Maybe the most immediately obvious, but definitely one of the least understood parts of the filmmaking process is colour grading. As technology changes at an ever increasing pace, the art and science of colour grading have become more commonplace in smaller productions. As high-end cameras have come down in price, it has opened up this mysterious and highly technical aspect of filmmaking to lower budget and smaller productions.

This new camera equipment offers increased flexibility to producers on how their final image will look. It is now possible to be more focused on colour grading as opposed to colour correction. Colour correction is fairly self-explanatory – it’s the process by which any inconsistencies in the colour of an image are addressed, usually with an aim to make the image as realistic as possible and usually a more technical treatment of the image.
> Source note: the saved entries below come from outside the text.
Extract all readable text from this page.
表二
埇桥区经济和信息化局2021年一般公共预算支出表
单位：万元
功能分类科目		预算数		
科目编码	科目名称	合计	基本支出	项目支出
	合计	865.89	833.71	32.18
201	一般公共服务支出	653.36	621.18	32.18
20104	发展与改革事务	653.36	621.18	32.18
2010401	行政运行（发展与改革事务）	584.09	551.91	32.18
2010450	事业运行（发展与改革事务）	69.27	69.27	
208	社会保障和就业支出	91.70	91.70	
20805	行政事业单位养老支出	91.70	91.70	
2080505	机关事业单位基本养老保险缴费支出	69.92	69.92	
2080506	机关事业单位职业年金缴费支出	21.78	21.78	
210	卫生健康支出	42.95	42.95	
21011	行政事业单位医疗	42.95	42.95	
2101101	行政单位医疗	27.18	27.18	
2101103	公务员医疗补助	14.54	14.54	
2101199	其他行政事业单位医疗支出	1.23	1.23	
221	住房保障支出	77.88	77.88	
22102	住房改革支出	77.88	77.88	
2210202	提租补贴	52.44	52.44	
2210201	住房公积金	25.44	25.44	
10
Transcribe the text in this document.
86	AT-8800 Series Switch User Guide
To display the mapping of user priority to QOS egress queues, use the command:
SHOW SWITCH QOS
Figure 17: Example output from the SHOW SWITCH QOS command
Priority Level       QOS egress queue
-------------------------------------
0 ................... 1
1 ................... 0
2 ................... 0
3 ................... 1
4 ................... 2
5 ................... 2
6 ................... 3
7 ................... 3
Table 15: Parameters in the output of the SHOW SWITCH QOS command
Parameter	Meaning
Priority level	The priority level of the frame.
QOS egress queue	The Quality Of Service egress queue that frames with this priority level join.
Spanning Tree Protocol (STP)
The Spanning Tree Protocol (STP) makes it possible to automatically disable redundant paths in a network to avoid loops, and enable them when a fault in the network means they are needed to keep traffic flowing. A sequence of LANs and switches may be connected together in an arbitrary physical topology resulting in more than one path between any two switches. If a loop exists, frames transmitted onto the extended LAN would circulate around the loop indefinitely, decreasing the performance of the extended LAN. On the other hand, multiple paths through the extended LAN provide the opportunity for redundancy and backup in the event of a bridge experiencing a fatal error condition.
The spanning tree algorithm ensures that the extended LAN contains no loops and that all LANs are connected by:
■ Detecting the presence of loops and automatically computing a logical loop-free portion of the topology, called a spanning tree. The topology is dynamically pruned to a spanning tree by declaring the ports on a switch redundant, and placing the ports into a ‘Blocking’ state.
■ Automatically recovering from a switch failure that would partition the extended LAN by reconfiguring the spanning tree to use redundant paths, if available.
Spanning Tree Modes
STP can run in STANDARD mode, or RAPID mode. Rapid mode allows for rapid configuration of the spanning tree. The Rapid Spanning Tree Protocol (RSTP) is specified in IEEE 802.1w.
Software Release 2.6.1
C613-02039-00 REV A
Colour grading, on the other hand, is the more creative aspect of the colour process, where a colourist (or editor) will treat an image to produce a different emotional response or feeling depending on the story being told. The “flat” image out of the camera allows for much more latitude in how the picture can be manipulated by recording a higher dynamic range – more information is retained in both the shadows and the highlights of the image. With the relevant software, it’s then possible to manipulate this image to get the feel that you want from each shot.

Grading an image can have a massive effect on how it makes the viewer feel. In our video production company at Definition, we have used blue or muted tones in projects around science and technology, lending a more serious and focused look to the film. On projects with a less information heavy focus, we might use warmer tones to help drive a more emotional response. Blue and cooler tones can also lend a horror project an unsettling atmosphere, as seen in this example we made for Absolute Radio:

The purple grade (and some lighting choices made on set too) really set a spooky unsettling tone. One of the best books on colour grading is called “If It’s Purple, Someone’s Gonna Die” and you can see from this film that we’ve really taken that adage to heart.

On most projects though, the grade is much more subtle. This recent shoot for Edenred, for example, is mostly just giving the image a realistic, natural feel but we have also chosen to really push the saturation of red colours in particular as this is the main brand colour for this client. You can also see here the difference between the raw image straight from the camera and what the finished shot looks like.


Because every project is unique, we always shoot a flat image with our projects here at Definition so that we have the maximum amount of flexibility with colour grading in post-production.

As you can see colour grading can have a huge impact on a production so we always recommend allowing enough time (and consequently budget) to properly treat footage at the final stage of a project.